Time taken for the particles to collide,
${\text{t = }}\dfrac{{\text{d}}}{{{{\text{V}}_{{\text{rel}}}}}} = \dfrac{{100}}{{100}} = 1\sec $
Here, d= distance covered
And${{\text{V}}_{{\text{rel}}}}$is the relative velocity
Speed of wood just before collision$ = {\text{gt = 10 m/s}}$
Speed of bullet just before collision ${\text{v - gt}} = 100 - 10 = 90{\text{ m/s}}$
Now, conversation of linear momentum just before and after collision
Total momentum before collision = Total momentum after collision
That is, \[{m_1}{u_1} + {m_2}{u_2} = {m_1}{v_1} + {m_2}{v_2}\]
\[{m_{total}}{v_c} = {m_b}{v_b} + {m_w}{v_w}\]
Where \[{m_{total}}\] is combined mass of bullet and wood that is $0.02 + 0.03 = 0.05$,
\[{v_c}\] is the velocity combination,
\[{m_b}\] is the mass of bullet,
\[{v_b}\] is the velocity of bullet,
\[{m_w}\] is the mass of wooden block
\[{v_w}\] is the velocity of wooden block
$ \Rightarrow \left( {0.03} \right)\left( { - 10} \right) + \left( {0.02} \right)\left( {90} \right) = \left( {0.05} \right){{\text{v}}_c}$
$ \Rightarrow - \left( {0.03} \right)\left( {10} \right) + \left( {0.02} \right)\left( {90} \right) = \left( {0.05} \right){{\text{v}}_c}$
$ \Rightarrow 150 = 5{{\text{v}}_c}$
$ \Rightarrow {{\text{v}}_c}{\text{ = 30 m/s}}$
Maximum height reached by body ${{\text{h}}_{{\text{max}}}}{\text{ = }}\dfrac{{{{\text{v}}^2}}}{{2{\text{g}}}}$
Before collision: $0.03{\text{ kg}} \downarrow 10{\text{ m/s}}$
$0.02{\text{ kg}} \uparrow 90{\text{ m/s}}$
After collision: $30{\text{m/s }} \uparrow {\text{ 0}}{\text{.05kg}}$
$ \Rightarrow {{\text{h}}_{{\text{max}}}}{\text{ = }}\dfrac{{30 \times 30}}{{2 \times 10}} = 40{\text{ m}}$
Therefore, the maximum height to which the combined system reaches above the top of the building before falling below is 40 m.

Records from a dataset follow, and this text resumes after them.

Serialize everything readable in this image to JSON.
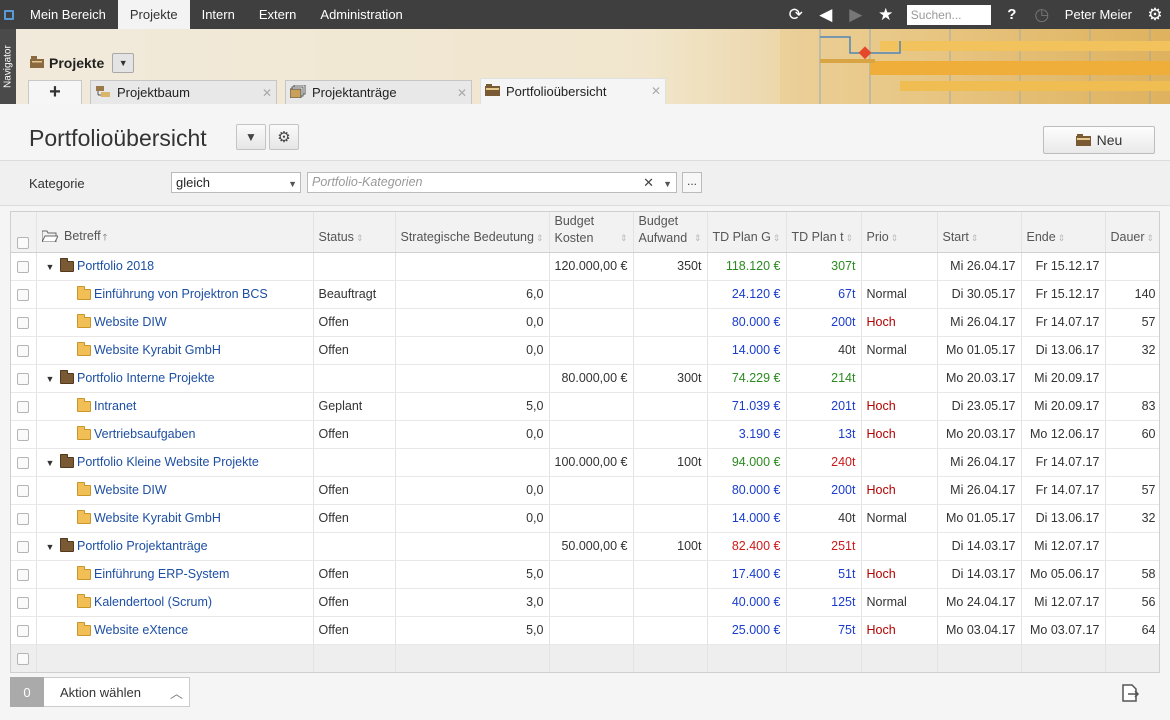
{
  "topbar": {
    "menu": [
      "Mein Bereich",
      "Projekte",
      "Intern",
      "Extern",
      "Administration"
    ],
    "active_index": 1,
    "search_placeholder": "Suchen...",
    "help": "?",
    "user": "Peter Meier",
    "icons": [
      "refresh-icon",
      "back-icon",
      "forward-icon",
      "star-icon",
      "help-icon",
      "stopwatch-icon",
      "gear-icon"
    ]
  },
  "navigator_label": "Navigator",
  "section": {
    "title": "Projekte",
    "tab_add": "+",
    "tabs": [
      {
        "label": "Projektbaum",
        "icon": "project-tree-icon"
      },
      {
        "label": "Projektanträge",
        "icon": "project-request-icon"
      },
      {
        "label": "Portfolioübersicht",
        "icon": "portfolio-icon"
      }
    ]
  },
  "page": {
    "title": "Portfolioübersicht",
    "new_label": "Neu"
  },
  "filter": {
    "label": "Kategorie",
    "operator": "gleich",
    "category_placeholder": "Portfolio-Kategorien",
    "more": "..."
  },
  "table": {
    "headers": [
      "Betreff",
      "Status",
      "Strategische Bedeutung",
      "Budget Kosten",
      "Budget Aufwand",
      "TD Plan G",
      "TD Plan t",
      "Prio",
      "Start",
      "Ende",
      "Dauer"
    ],
    "header_budget_kosten": [
      "Budget",
      "Kosten"
    ],
    "header_budget_aufwand": [
      "Budget",
      "Aufwand"
    ],
    "rows": [
      {
        "type": "portfolio",
        "name": "Portfolio 2018",
        "status": "",
        "bed": "",
        "kosten": "120.000,00 €",
        "aufwand": "350t",
        "tdg": "118.120 €",
        "tdg_color": "green",
        "tdt": "307t",
        "tdt_color": "green",
        "prio": "",
        "start": "Mi 26.04.17",
        "ende": "Fr 15.12.17",
        "dauer": ""
      },
      {
        "type": "project",
        "name": "Einführung von Projektron BCS",
        "status": "Beauftragt",
        "bed": "6,0",
        "kosten": "",
        "aufwand": "",
        "tdg": "24.120 €",
        "tdg_color": "blue",
        "tdt": "67t",
        "tdt_color": "blue",
        "prio": "Normal",
        "start": "Di 30.05.17",
        "ende": "Fr 15.12.17",
        "dauer": "140"
      },
      {
        "type": "project",
        "name": "Website DIW",
        "status": "Offen",
        "bed": "0,0",
        "kosten": "",
        "aufwand": "",
        "tdg": "80.000 €",
        "tdg_color": "blue",
        "tdt": "200t",
        "tdt_color": "blue",
        "prio": "Hoch",
        "start": "Mi 26.04.17",
        "ende": "Fr 14.07.17",
        "dauer": "57"
      },
      {
        "type": "project",
        "name": "Website Kyrabit GmbH",
        "status": "Offen",
        "bed": "0,0",
        "kosten": "",
        "aufwand": "",
        "tdg": "14.000 €",
        "tdg_color": "blue",
        "tdt": "40t",
        "tdt_color": "black",
        "prio": "Normal",
        "start": "Mo 01.05.17",
        "ende": "Di 13.06.17",
        "dauer": "32"
      },
      {
        "type": "portfolio",
        "name": "Portfolio Interne Projekte",
        "status": "",
        "bed": "",
        "kosten": "80.000,00 €",
        "aufwand": "300t",
        "tdg": "74.229 €",
        "tdg_color": "green",
        "tdt": "214t",
        "tdt_color": "green",
        "prio": "",
        "start": "Mo 20.03.17",
        "ende": "Mi 20.09.17",
        "dauer": ""
      },
      {
        "type": "project",
        "name": "Intranet",
        "status": "Geplant",
        "bed": "5,0",
        "kosten": "",
        "aufwand": "",
        "tdg": "71.039 €",
        "tdg_color": "blue",
        "tdt": "201t",
        "tdt_color": "blue",
        "prio": "Hoch",
        "start": "Di 23.05.17",
        "ende": "Mi 20.09.17",
        "dauer": "83"
      },
      {
        "type": "project",
        "name": "Vertriebsaufgaben",
        "status": "Offen",
        "bed": "0,0",
        "kosten": "",
        "aufwand": "",
        "tdg": "3.190 €",
        "tdg_color": "blue",
        "tdt": "13t",
        "tdt_color": "blue",
        "prio": "Hoch",
        "start": "Mo 20.03.17",
        "ende": "Mo 12.06.17",
        "dauer": "60"
      },
      {
        "type": "portfolio",
        "name": "Portfolio Kleine Website Projekte",
        "status": "",
        "bed": "",
        "kosten": "100.000,00 €",
        "aufwand": "100t",
        "tdg": "94.000 €",
        "tdg_color": "green",
        "tdt": "240t",
        "tdt_color": "red",
        "prio": "",
        "start": "Mi 26.04.17",
        "ende": "Fr 14.07.17",
        "dauer": ""
      },
      {
        "type": "project",
        "name": "Website DIW",
        "status": "Offen",
        "bed": "0,0",
        "kosten": "",
        "aufwand": "",
        "tdg": "80.000 €",
        "tdg_color": "blue",
        "tdt": "200t",
        "tdt_color": "blue",
        "prio": "Hoch",
        "start": "Mi 26.04.17",
        "ende": "Fr 14.07.17",
        "dauer": "57"
      },
      {
        "type": "project",
        "name": "Website Kyrabit GmbH",
        "status": "Offen",
        "bed": "0,0",
        "kosten": "",
        "aufwand": "",
        "tdg": "14.000 €",
        "tdg_color": "blue",
        "tdt": "40t",
        "tdt_color": "black",
        "prio": "Normal",
        "start": "Mo 01.05.17",
        "ende": "Di 13.06.17",
        "dauer": "32"
      },
      {
        "type": "portfolio",
        "name": "Portfolio Projektanträge",
        "status": "",
        "bed": "",
        "kosten": "50.000,00 €",
        "aufwand": "100t",
        "tdg": "82.400 €",
        "tdg_color": "red",
        "tdt": "251t",
        "tdt_color": "red",
        "prio": "",
        "start": "Di 14.03.17",
        "ende": "Mi 12.07.17",
        "dauer": ""
      },
      {
        "type": "project",
        "name": "Einführung ERP-System",
        "status": "Offen",
        "bed": "5,0",
        "kosten": "",
        "aufwand": "",
        "tdg": "17.400 €",
        "tdg_color": "blue",
        "tdt": "51t",
        "tdt_color": "blue",
        "prio": "Hoch",
        "start": "Di 14.03.17",
        "ende": "Mo 05.06.17",
        "dauer": "58"
      },
      {
        "type": "project",
        "name": "Kalendertool (Scrum)",
        "status": "Offen",
        "bed": "3,0",
        "kosten": "",
        "aufwand": "",
        "tdg": "40.000 €",
        "tdg_color": "blue",
        "tdt": "125t",
        "tdt_color": "blue",
        "prio": "Normal",
        "start": "Mo 24.04.17",
        "ende": "Mi 12.07.17",
        "dauer": "56"
      },
      {
        "type": "project",
        "name": "Website eXtence",
        "status": "Offen",
        "bed": "5,0",
        "kosten": "",
        "aufwand": "",
        "tdg": "25.000 €",
        "tdg_color": "blue",
        "tdt": "75t",
        "tdt_color": "blue",
        "prio": "Hoch",
        "start": "Mo 03.04.17",
        "ende": "Mo 03.07.17",
        "dauer": "64"
      }
    ]
  },
  "bottom": {
    "count": "0",
    "action": "Aktion wählen"
  },
  "colors": {
    "topbar": "#3f3f3f",
    "link": "#1d4fa3",
    "blue": "#1a3dcc",
    "green": "#2b8a1f",
    "red": "#cc1a1a",
    "accent_orange": "#e8a93a"
  }
}
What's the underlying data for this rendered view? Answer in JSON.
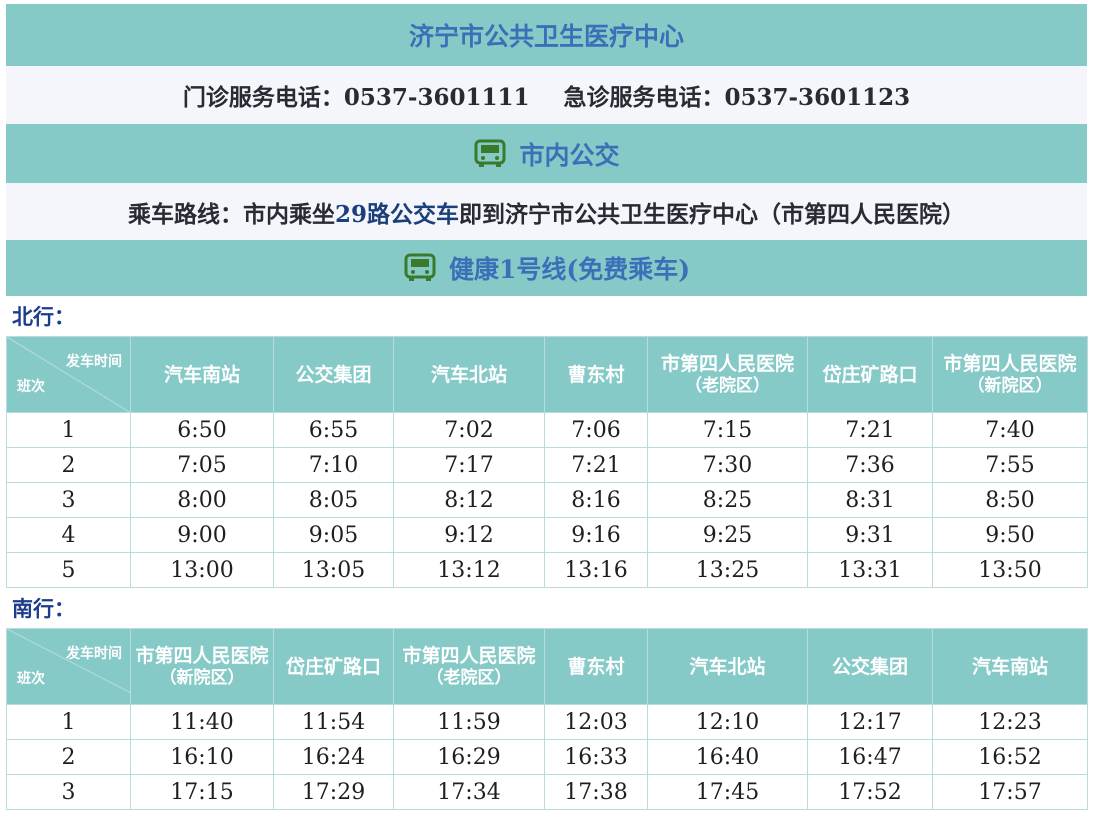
{
  "header": {
    "title": "济宁市公共卫生医疗中心",
    "phones": {
      "outpatient": "门诊服务电话：0537-3601111",
      "emergency": "急诊服务电话：0537-3601123"
    }
  },
  "city_bus": {
    "heading": "市内公交",
    "icon": "bus-icon",
    "route_prefix": "乘车路线：市内乘坐",
    "route_highlight": "29路公交车",
    "route_suffix": "即到济宁市公共卫生医疗中心（市第四人民医院）"
  },
  "health_line": {
    "heading": "健康1号线(免费乘车)",
    "icon": "bus-icon"
  },
  "colors": {
    "band": "#86cac8",
    "heading_text": "#3b6fb8",
    "direction_text": "#1c3d8c"
  },
  "northbound": {
    "label": "北行：",
    "corner_top": "发车时间",
    "corner_bottom": "班次",
    "stops": [
      {
        "name": "汽车南站",
        "sub": ""
      },
      {
        "name": "公交集团",
        "sub": ""
      },
      {
        "name": "汽车北站",
        "sub": ""
      },
      {
        "name": "曹东村",
        "sub": ""
      },
      {
        "name": "市第四人民医院",
        "sub": "（老院区）"
      },
      {
        "name": "岱庄矿路口",
        "sub": ""
      },
      {
        "name": "市第四人民医院",
        "sub": "（新院区）"
      }
    ],
    "rows": [
      [
        "1",
        "6:50",
        "6:55",
        "7:02",
        "7:06",
        "7:15",
        "7:21",
        "7:40"
      ],
      [
        "2",
        "7:05",
        "7:10",
        "7:17",
        "7:21",
        "7:30",
        "7:36",
        "7:55"
      ],
      [
        "3",
        "8:00",
        "8:05",
        "8:12",
        "8:16",
        "8:25",
        "8:31",
        "8:50"
      ],
      [
        "4",
        "9:00",
        "9:05",
        "9:12",
        "9:16",
        "9:25",
        "9:31",
        "9:50"
      ],
      [
        "5",
        "13:00",
        "13:05",
        "13:12",
        "13:16",
        "13:25",
        "13:31",
        "13:50"
      ]
    ]
  },
  "southbound": {
    "label": "南行：",
    "corner_top": "发车时间",
    "corner_bottom": "班次",
    "stops": [
      {
        "name": "市第四人民医院",
        "sub": "（新院区）"
      },
      {
        "name": "岱庄矿路口",
        "sub": ""
      },
      {
        "name": "市第四人民医院",
        "sub": "（老院区）"
      },
      {
        "name": "曹东村",
        "sub": ""
      },
      {
        "name": "汽车北站",
        "sub": ""
      },
      {
        "name": "公交集团",
        "sub": ""
      },
      {
        "name": "汽车南站",
        "sub": ""
      }
    ],
    "rows": [
      [
        "1",
        "11:40",
        "11:54",
        "11:59",
        "12:03",
        "12:10",
        "12:17",
        "12:23"
      ],
      [
        "2",
        "16:10",
        "16:24",
        "16:29",
        "16:33",
        "16:40",
        "16:47",
        "16:52"
      ],
      [
        "3",
        "17:15",
        "17:29",
        "17:34",
        "17:38",
        "17:45",
        "17:52",
        "17:57"
      ]
    ]
  }
}
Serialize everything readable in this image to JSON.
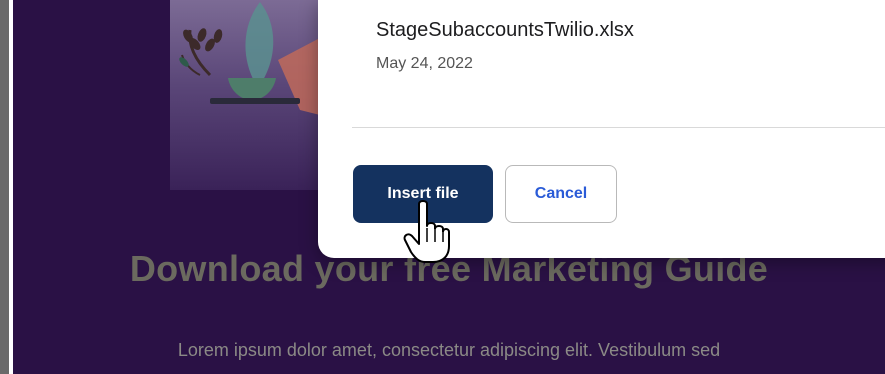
{
  "background_page": {
    "headline": "Download your free Marketing Guide",
    "body_text": "Lorem ipsum dolor amet, consectetur adipiscing elit. Vestibulum sed"
  },
  "file_dialog": {
    "file": {
      "name": "StageSubaccountsTwilio.xlsx",
      "date": "May 24, 2022"
    },
    "buttons": {
      "insert_label": "Insert file",
      "cancel_label": "Cancel"
    }
  },
  "colors": {
    "page_background": "#2a1145",
    "insert_button": "#14325f",
    "cancel_text": "#2a5bd7"
  },
  "icons": {
    "cursor": "hand-pointer-icon",
    "hero": "plant-illustration-icon"
  }
}
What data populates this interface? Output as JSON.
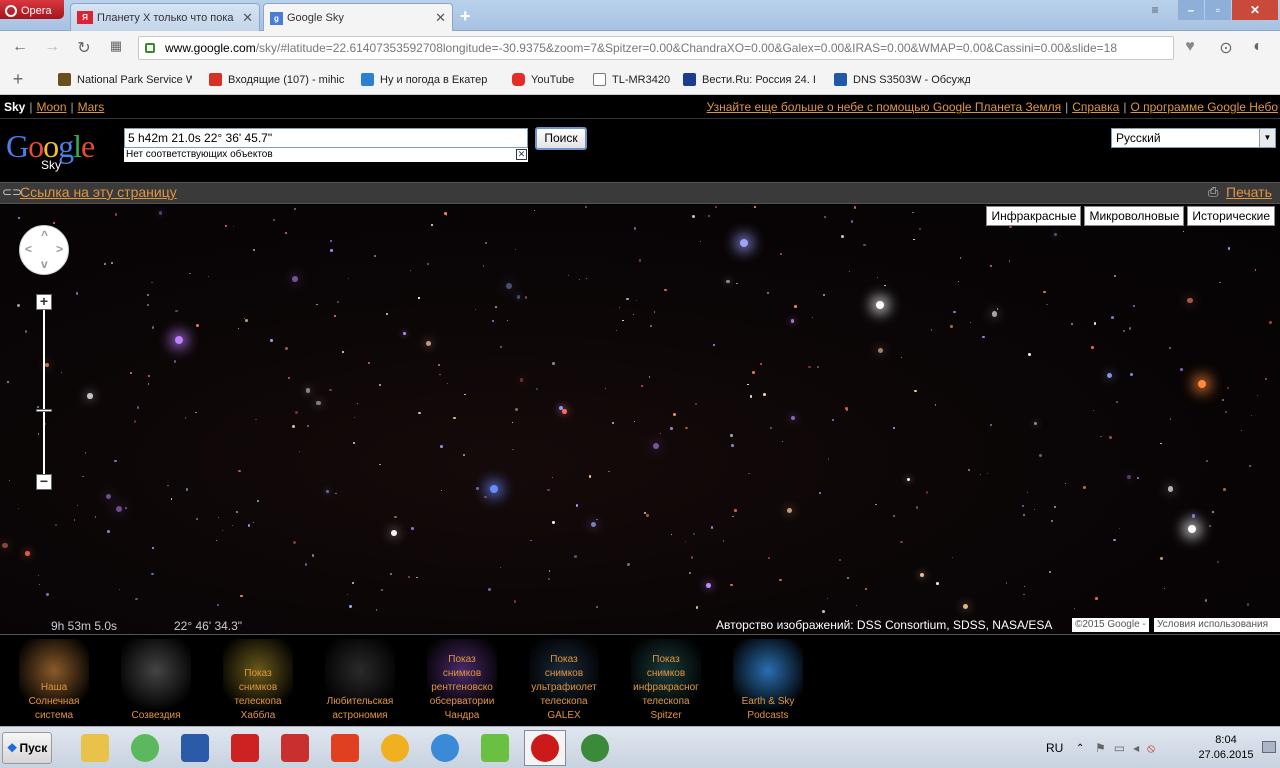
{
  "browser": {
    "app_name": "Opera",
    "tabs": [
      {
        "icon": "yandex-icon",
        "title": "Планету Х только что пока",
        "active": false
      },
      {
        "icon": "google-icon",
        "title": "Google Sky",
        "active": true
      }
    ],
    "url": {
      "host": "www.google.com",
      "rest": "/sky/#latitude=22.61407353592708longitude=-30.9375&zoom=7&Spitzer=0.00&ChandraXO=0.00&Galex=0.00&IRAS=0.00&WMAP=0.00&Cassini=0.00&slide=18"
    },
    "bookmarks": [
      {
        "label": "National Park Service W",
        "icon": "nps-icon",
        "color": "#6b4e1e"
      },
      {
        "label": "Входящие (107) - mihic",
        "icon": "gmail-icon",
        "color": "#d93025"
      },
      {
        "label": "Ну и погода в Екатер",
        "icon": "weather-icon",
        "color": "#2d7fd2"
      },
      {
        "label": "YouTube",
        "icon": "youtube-icon",
        "color": "#e52d27"
      },
      {
        "label": "TL-MR3420",
        "icon": "page-icon",
        "color": "#777777"
      },
      {
        "label": "Вести.Ru: Россия 24. I",
        "icon": "vesti-icon",
        "color": "#1a3d8f"
      },
      {
        "label": "DNS S3503W - Обсужд",
        "icon": "dns-icon",
        "color": "#1e5aa8"
      }
    ]
  },
  "sky": {
    "topnav": {
      "sky": "Sky",
      "moon": "Moon",
      "mars": "Mars",
      "earth_link": "Узнайте еще больше о небе с помощью Google Планета Земля",
      "help": "Справка",
      "about": "О программе Google Небо"
    },
    "logo": {
      "text": "Google",
      "sub": "Sky"
    },
    "search": {
      "value": "5 h42m 21.0s 22° 36' 45.7\"",
      "suggest": "Нет соответствующих объектов",
      "button": "Поиск"
    },
    "language": "Русский",
    "link_label": "Ссылка на эту страницу",
    "print_label": "Печать",
    "wave_buttons": [
      "Инфракрасные",
      "Микроволновые",
      "Исторические"
    ],
    "coords": {
      "ra": "9h 53m 5.0s",
      "dec": "22° 46' 34.3\""
    },
    "credit": "Авторство изображений: DSS Consortium, SDSS, NASA/ESA",
    "copyright": "©2015 Google -",
    "terms": "Условия использования",
    "gallery": [
      {
        "lines": [
          "Наша",
          "Солнечная",
          "система"
        ],
        "icon": "solar-system-icon",
        "color": "#8a5a2a"
      },
      {
        "lines": [
          "Созвездия"
        ],
        "icon": "constellation-icon",
        "color": "#444444"
      },
      {
        "lines": [
          "Показ",
          "снимков",
          "телескопа",
          "Хаббла"
        ],
        "icon": "hubble-icon",
        "color": "#6a5a1a"
      },
      {
        "lines": [
          "Любительская",
          "астрономия"
        ],
        "icon": "galaxy-icon",
        "color": "#2a2a2a"
      },
      {
        "lines": [
          "Показ",
          "снимков",
          "рентгеновско",
          "обсерватории",
          "Чандра"
        ],
        "icon": "chandra-icon",
        "color": "#4a2a6a"
      },
      {
        "lines": [
          "Показ",
          "снимков",
          "ультрафиолет",
          "телескопа",
          "GALEX"
        ],
        "icon": "galex-icon",
        "color": "#1a2a3a"
      },
      {
        "lines": [
          "Показ",
          "снимков",
          "инфракрасног",
          "телескопа",
          "Spitzer"
        ],
        "icon": "spitzer-icon",
        "color": "#1a3a3a"
      },
      {
        "lines": [
          "Earth & Sky",
          "Podcasts"
        ],
        "icon": "podcast-icon",
        "color": "#2a6fb0"
      }
    ]
  },
  "taskbar": {
    "start": "Пуск",
    "apps": [
      {
        "icon": "explorer-icon",
        "color": "#e8c24a"
      },
      {
        "icon": "utorrent-icon",
        "color": "#5cb85c"
      },
      {
        "icon": "calculator-icon",
        "color": "#2a5aa8"
      },
      {
        "icon": "acrobat-icon",
        "color": "#cc2222"
      },
      {
        "icon": "ro-icon",
        "color": "#c83030"
      },
      {
        "icon": "sunburst-icon",
        "color": "#e04020"
      },
      {
        "icon": "aimp-icon",
        "color": "#f0b020"
      },
      {
        "icon": "messenger-icon",
        "color": "#3a8ad8"
      },
      {
        "icon": "leaf-icon",
        "color": "#6ac040"
      },
      {
        "icon": "opera-icon",
        "color": "#cc1a1a"
      },
      {
        "icon": "chrome-icon",
        "color": "#3a8a3a"
      }
    ],
    "lang": "RU",
    "time": "8:04",
    "date": "27.06.2015"
  }
}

Note: In the above solution, to calculate the time taken for collision we used the distance covered to relative velocity. Instead of that we can also solve by distance covered by piece of wood from certain height in t sec using ${\text{S = ut + }}\dfrac{1}{2}{\text{a}}{{\text{t}}^2}$and then bullet covering distance using the same formula. This total distance now can be equal to the height of the building based on the given question. Solving the equation will give the time taken to collide.